The root cause of the slower than normal response times was that one of our databases was running at a dramatically higher load than normal. Upon investigation, Files.com determined that database queries were performing many orders of magnitude slower than intended due to the misconfiguration of an index in the database. This misconfiguration, it turns out, has existed for over a decade, but the particular query pattern had never been seen before in production.
Files.com immediately reacted to this situation by first disabling the problematic jobs that were generating the unoptimized queries. This returned the system to normal performance. Files.com then fixed the database index configuration and re-enabled the problematic jobs, which then ran to completion quickly with no further impact on system performance.

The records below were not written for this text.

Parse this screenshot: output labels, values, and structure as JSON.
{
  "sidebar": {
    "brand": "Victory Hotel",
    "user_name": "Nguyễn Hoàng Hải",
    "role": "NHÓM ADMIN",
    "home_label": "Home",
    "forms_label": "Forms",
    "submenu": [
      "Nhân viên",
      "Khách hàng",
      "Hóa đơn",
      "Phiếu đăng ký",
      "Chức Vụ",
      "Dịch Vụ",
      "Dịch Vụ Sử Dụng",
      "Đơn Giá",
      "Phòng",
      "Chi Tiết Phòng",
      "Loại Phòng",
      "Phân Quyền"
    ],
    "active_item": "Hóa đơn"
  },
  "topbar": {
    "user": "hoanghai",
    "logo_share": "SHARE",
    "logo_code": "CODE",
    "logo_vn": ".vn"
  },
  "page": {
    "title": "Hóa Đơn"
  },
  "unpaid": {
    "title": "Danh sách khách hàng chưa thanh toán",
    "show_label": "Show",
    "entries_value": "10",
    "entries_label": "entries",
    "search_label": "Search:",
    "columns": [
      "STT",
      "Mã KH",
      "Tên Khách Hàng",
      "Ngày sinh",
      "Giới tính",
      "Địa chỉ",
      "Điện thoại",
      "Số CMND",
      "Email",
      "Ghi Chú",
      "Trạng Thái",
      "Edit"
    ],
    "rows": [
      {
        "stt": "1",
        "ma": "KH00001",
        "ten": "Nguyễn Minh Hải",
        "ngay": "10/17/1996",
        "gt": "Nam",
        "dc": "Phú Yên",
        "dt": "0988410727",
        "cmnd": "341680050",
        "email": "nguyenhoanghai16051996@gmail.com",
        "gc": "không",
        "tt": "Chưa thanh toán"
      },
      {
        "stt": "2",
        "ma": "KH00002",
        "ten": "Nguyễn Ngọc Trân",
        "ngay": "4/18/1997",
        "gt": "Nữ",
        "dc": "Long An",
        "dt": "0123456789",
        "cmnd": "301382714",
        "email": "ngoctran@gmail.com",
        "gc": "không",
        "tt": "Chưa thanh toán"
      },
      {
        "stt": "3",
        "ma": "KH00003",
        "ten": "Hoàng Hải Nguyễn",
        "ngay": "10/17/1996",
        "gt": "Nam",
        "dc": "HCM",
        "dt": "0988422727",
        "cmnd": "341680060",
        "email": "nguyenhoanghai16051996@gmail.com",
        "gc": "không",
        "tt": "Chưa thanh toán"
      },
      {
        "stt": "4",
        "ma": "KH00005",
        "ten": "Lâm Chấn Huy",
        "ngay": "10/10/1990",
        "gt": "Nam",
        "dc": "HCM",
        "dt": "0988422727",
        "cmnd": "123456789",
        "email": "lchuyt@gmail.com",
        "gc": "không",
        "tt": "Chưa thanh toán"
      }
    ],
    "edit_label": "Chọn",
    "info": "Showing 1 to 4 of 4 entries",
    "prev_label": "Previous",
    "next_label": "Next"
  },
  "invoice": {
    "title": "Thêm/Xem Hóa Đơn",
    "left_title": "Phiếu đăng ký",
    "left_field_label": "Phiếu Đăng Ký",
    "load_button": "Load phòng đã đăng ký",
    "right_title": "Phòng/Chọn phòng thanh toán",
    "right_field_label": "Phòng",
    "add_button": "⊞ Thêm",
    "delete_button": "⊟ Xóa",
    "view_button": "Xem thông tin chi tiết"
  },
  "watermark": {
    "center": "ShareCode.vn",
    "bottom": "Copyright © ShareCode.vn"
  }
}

As part of our incident post-mortem process, we discovered and remedied a few deficiencies that contributed to this incident taking 13 minutes to resolve. First, we discovered a 5 minute delay in importing the relevant time series data from one of our monitoring systems (Amazon Cloudwatch) into another of our monitoring systems (Influxdb), the latter of which is used to trigger our internal alerting. We have made configuration changes to remedy this delay. Second, in addition to the delay in importing the time series data, we also had a poorly configured alert threshold that introduced an additional 6 minutes of delay before an on-call engineer was paged. We have made configuration changes to remove this delay, ensuring that an on-call engineer will be paged immediately in the event of a similar situation in the future.
Additionally, as part of the post-mortem process for this incident, we implemented much stricter controls to detect and reject slow queries at the database itself. We conducted a simulated recreation of this incident in our staging environment and determined that our new controls are sufficient to prevent a recurrence of this incident.
Additionally, after reviewing this incident, we built a new tool for our on-call engineers that implements a much faster, one-click action to quarantine a problematic job type once it has been flagged as problematic. This will improve our ability to react quickly to newly discovered performance deficiencies in the future. We will begin incorporating training on this new tool into our training for on-call engineers in our next recurrent training cycle.
We greatly appreciate your patience and understanding as we resolved this issue.